The lyrics were the right words for them to hear in their grief, and because of that, the song “When I Get Where I’m Going” will always hold a special place in the hearts of the family members who first heard the song on that day. But because I know the story, when I hear it, I too am reminded of the journey these family friends went on, and my small part in it.

Also, when thinking about comfort during hard times, we are reminded of this verse from Ecclesiastes:

For everything there is a season, and a time for every matter under heaven…
Ecclesiastes 3:1

Inspire
Hope deferred makes the heart sick, but a desire fulfilled is a tree of life. Proverbs 13:12

Famous lines from movies and plays are often quoted in our world to describe situations in our lives, or to illustrate a point. We quote Shakespeare or poignant statements professed by our favorite actors. For people of faith, the words from prayers, the psalms, or poems are recited: “Now I lay me down to sleep,” “The Lord is my shepherd,” or the beginning words of “The Serenity Prayer” by Reinhold Niebuhr.

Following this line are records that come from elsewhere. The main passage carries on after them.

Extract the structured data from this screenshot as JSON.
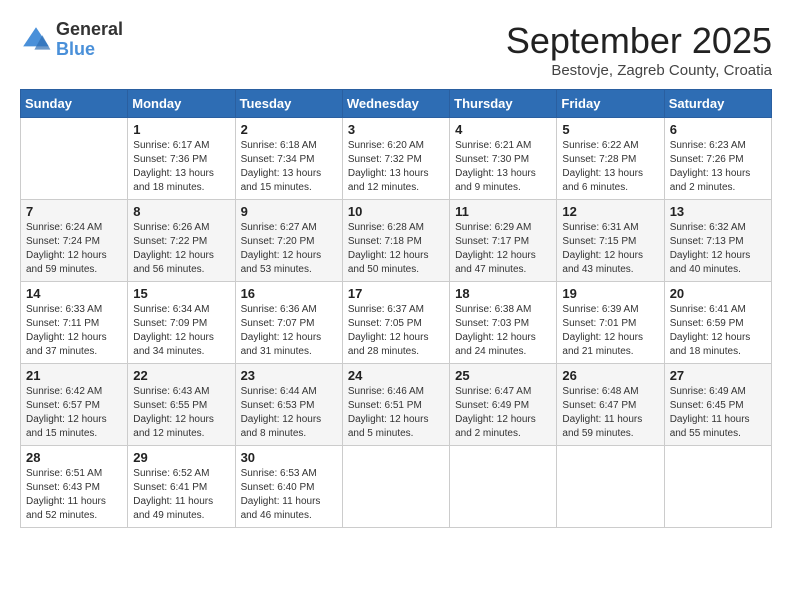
{
  "header": {
    "logo_general": "General",
    "logo_blue": "Blue",
    "month_title": "September 2025",
    "location": "Bestovje, Zagreb County, Croatia"
  },
  "days_of_week": [
    "Sunday",
    "Monday",
    "Tuesday",
    "Wednesday",
    "Thursday",
    "Friday",
    "Saturday"
  ],
  "weeks": [
    [
      {
        "day": "",
        "info": ""
      },
      {
        "day": "1",
        "info": "Sunrise: 6:17 AM\nSunset: 7:36 PM\nDaylight: 13 hours\nand 18 minutes."
      },
      {
        "day": "2",
        "info": "Sunrise: 6:18 AM\nSunset: 7:34 PM\nDaylight: 13 hours\nand 15 minutes."
      },
      {
        "day": "3",
        "info": "Sunrise: 6:20 AM\nSunset: 7:32 PM\nDaylight: 13 hours\nand 12 minutes."
      },
      {
        "day": "4",
        "info": "Sunrise: 6:21 AM\nSunset: 7:30 PM\nDaylight: 13 hours\nand 9 minutes."
      },
      {
        "day": "5",
        "info": "Sunrise: 6:22 AM\nSunset: 7:28 PM\nDaylight: 13 hours\nand 6 minutes."
      },
      {
        "day": "6",
        "info": "Sunrise: 6:23 AM\nSunset: 7:26 PM\nDaylight: 13 hours\nand 2 minutes."
      }
    ],
    [
      {
        "day": "7",
        "info": "Sunrise: 6:24 AM\nSunset: 7:24 PM\nDaylight: 12 hours\nand 59 minutes."
      },
      {
        "day": "8",
        "info": "Sunrise: 6:26 AM\nSunset: 7:22 PM\nDaylight: 12 hours\nand 56 minutes."
      },
      {
        "day": "9",
        "info": "Sunrise: 6:27 AM\nSunset: 7:20 PM\nDaylight: 12 hours\nand 53 minutes."
      },
      {
        "day": "10",
        "info": "Sunrise: 6:28 AM\nSunset: 7:18 PM\nDaylight: 12 hours\nand 50 minutes."
      },
      {
        "day": "11",
        "info": "Sunrise: 6:29 AM\nSunset: 7:17 PM\nDaylight: 12 hours\nand 47 minutes."
      },
      {
        "day": "12",
        "info": "Sunrise: 6:31 AM\nSunset: 7:15 PM\nDaylight: 12 hours\nand 43 minutes."
      },
      {
        "day": "13",
        "info": "Sunrise: 6:32 AM\nSunset: 7:13 PM\nDaylight: 12 hours\nand 40 minutes."
      }
    ],
    [
      {
        "day": "14",
        "info": "Sunrise: 6:33 AM\nSunset: 7:11 PM\nDaylight: 12 hours\nand 37 minutes."
      },
      {
        "day": "15",
        "info": "Sunrise: 6:34 AM\nSunset: 7:09 PM\nDaylight: 12 hours\nand 34 minutes."
      },
      {
        "day": "16",
        "info": "Sunrise: 6:36 AM\nSunset: 7:07 PM\nDaylight: 12 hours\nand 31 minutes."
      },
      {
        "day": "17",
        "info": "Sunrise: 6:37 AM\nSunset: 7:05 PM\nDaylight: 12 hours\nand 28 minutes."
      },
      {
        "day": "18",
        "info": "Sunrise: 6:38 AM\nSunset: 7:03 PM\nDaylight: 12 hours\nand 24 minutes."
      },
      {
        "day": "19",
        "info": "Sunrise: 6:39 AM\nSunset: 7:01 PM\nDaylight: 12 hours\nand 21 minutes."
      },
      {
        "day": "20",
        "info": "Sunrise: 6:41 AM\nSunset: 6:59 PM\nDaylight: 12 hours\nand 18 minutes."
      }
    ],
    [
      {
        "day": "21",
        "info": "Sunrise: 6:42 AM\nSunset: 6:57 PM\nDaylight: 12 hours\nand 15 minutes."
      },
      {
        "day": "22",
        "info": "Sunrise: 6:43 AM\nSunset: 6:55 PM\nDaylight: 12 hours\nand 12 minutes."
      },
      {
        "day": "23",
        "info": "Sunrise: 6:44 AM\nSunset: 6:53 PM\nDaylight: 12 hours\nand 8 minutes."
      },
      {
        "day": "24",
        "info": "Sunrise: 6:46 AM\nSunset: 6:51 PM\nDaylight: 12 hours\nand 5 minutes."
      },
      {
        "day": "25",
        "info": "Sunrise: 6:47 AM\nSunset: 6:49 PM\nDaylight: 12 hours\nand 2 minutes."
      },
      {
        "day": "26",
        "info": "Sunrise: 6:48 AM\nSunset: 6:47 PM\nDaylight: 11 hours\nand 59 minutes."
      },
      {
        "day": "27",
        "info": "Sunrise: 6:49 AM\nSunset: 6:45 PM\nDaylight: 11 hours\nand 55 minutes."
      }
    ],
    [
      {
        "day": "28",
        "info": "Sunrise: 6:51 AM\nSunset: 6:43 PM\nDaylight: 11 hours\nand 52 minutes."
      },
      {
        "day": "29",
        "info": "Sunrise: 6:52 AM\nSunset: 6:41 PM\nDaylight: 11 hours\nand 49 minutes."
      },
      {
        "day": "30",
        "info": "Sunrise: 6:53 AM\nSunset: 6:40 PM\nDaylight: 11 hours\nand 46 minutes."
      },
      {
        "day": "",
        "info": ""
      },
      {
        "day": "",
        "info": ""
      },
      {
        "day": "",
        "info": ""
      },
      {
        "day": "",
        "info": ""
      }
    ]
  ]
}
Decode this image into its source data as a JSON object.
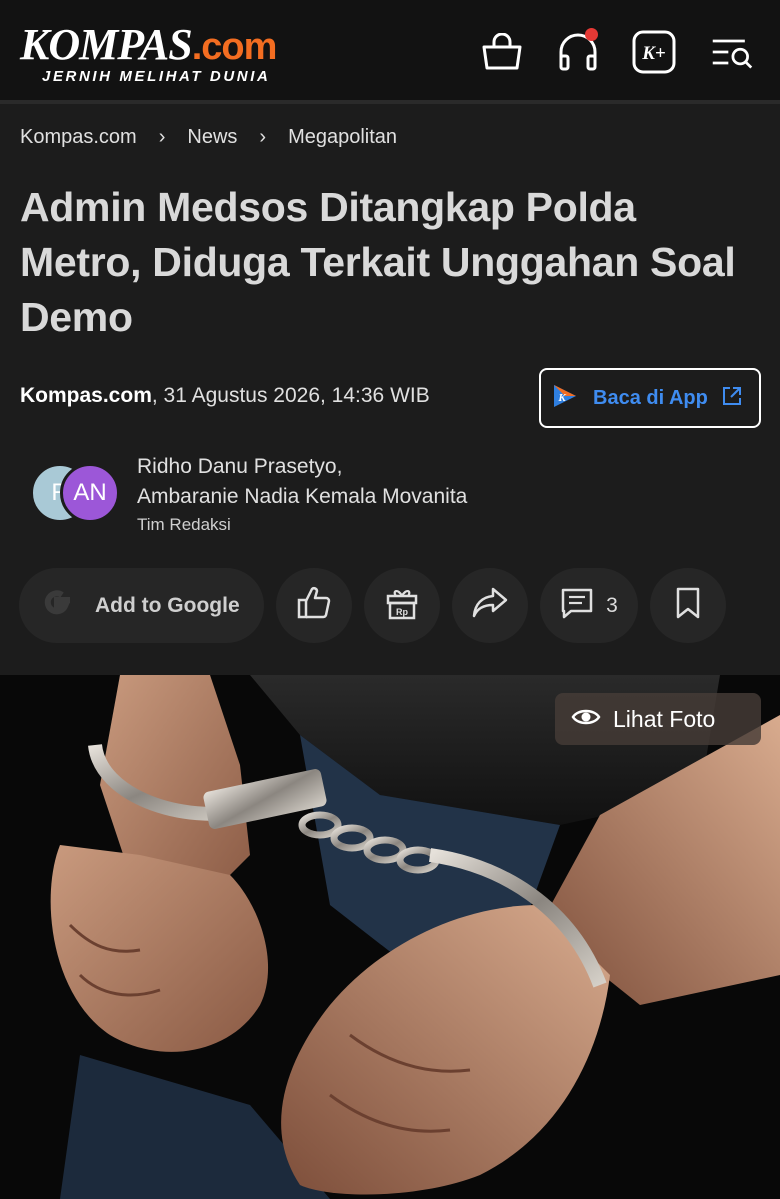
{
  "header": {
    "logo_main": "KOMPAS",
    "logo_suffix": ".com",
    "logo_tagline": "JERNIH MELIHAT DUNIA",
    "icons": [
      "shopping-bag-icon",
      "headphones-icon",
      "kompas-plus-icon",
      "menu-search-icon"
    ],
    "kplus_label": "K+"
  },
  "breadcrumb": [
    "Kompas.com",
    "News",
    "Megapolitan"
  ],
  "breadcrumb_separator": "›",
  "article": {
    "title": "Admin Medsos Ditangkap Polda Metro, Diduga Terkait Unggahan Soal Demo",
    "source": "Kompas.com",
    "datetime": ", 31 Agustus 2026, 14:36 WIB",
    "app_button": "Baca di App",
    "authors_line1": "Ridho Danu Prasetyo,",
    "authors_line2": "Ambaranie Nadia Kemala Movanita",
    "team": "Tim Redaksi",
    "avatar_1": "R",
    "avatar_2": "AN"
  },
  "actions": {
    "google_label": "Add to Google",
    "comment_count": "3"
  },
  "photo": {
    "view_label": "Lihat Foto"
  },
  "colors": {
    "accent_orange": "#f36d21",
    "link_blue": "#3f8cf0",
    "notification_red": "#e53935"
  }
}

The mother of a close friend was deeply touched by “The Serenity Prayer.” My friend shared how important that prayer was during the time her husband went through treatment for alcohol abuse:

“My Mom had ‘The Serenity Prayer’ around when I was a kid, but I never really associated it with anything until I was an adult dealing with addiction [in my family]. It is comforting to me that my Mom found help in this prayer too; my Dad was an extreme alcoholic who never [experienced] any type of recovery. . . I am happy to say that my husband has been clean and sober since the early 1990s.”

I love that this story has a happy ending, but am aware that for many (including her husband), addiction is still a reality each and every day, whether it’s your own addiction or that of someone you care for.

I am confident of this, that the one who began a good work among you will bring it to completion by the day of Jesus Christ. Philippians 1:6

Provide insight
If I take the wings of the morning and settle at the farthest limits of the sea, even there your hand shall lead me, and your right hand shall hold me fast. Psalm 139:9–10

Sometimes wisdom comes from unlikely sources. But then again, sometimes what at first glance seems like an unlikely source, in the end makes complete sense as the perfect place to gain insight.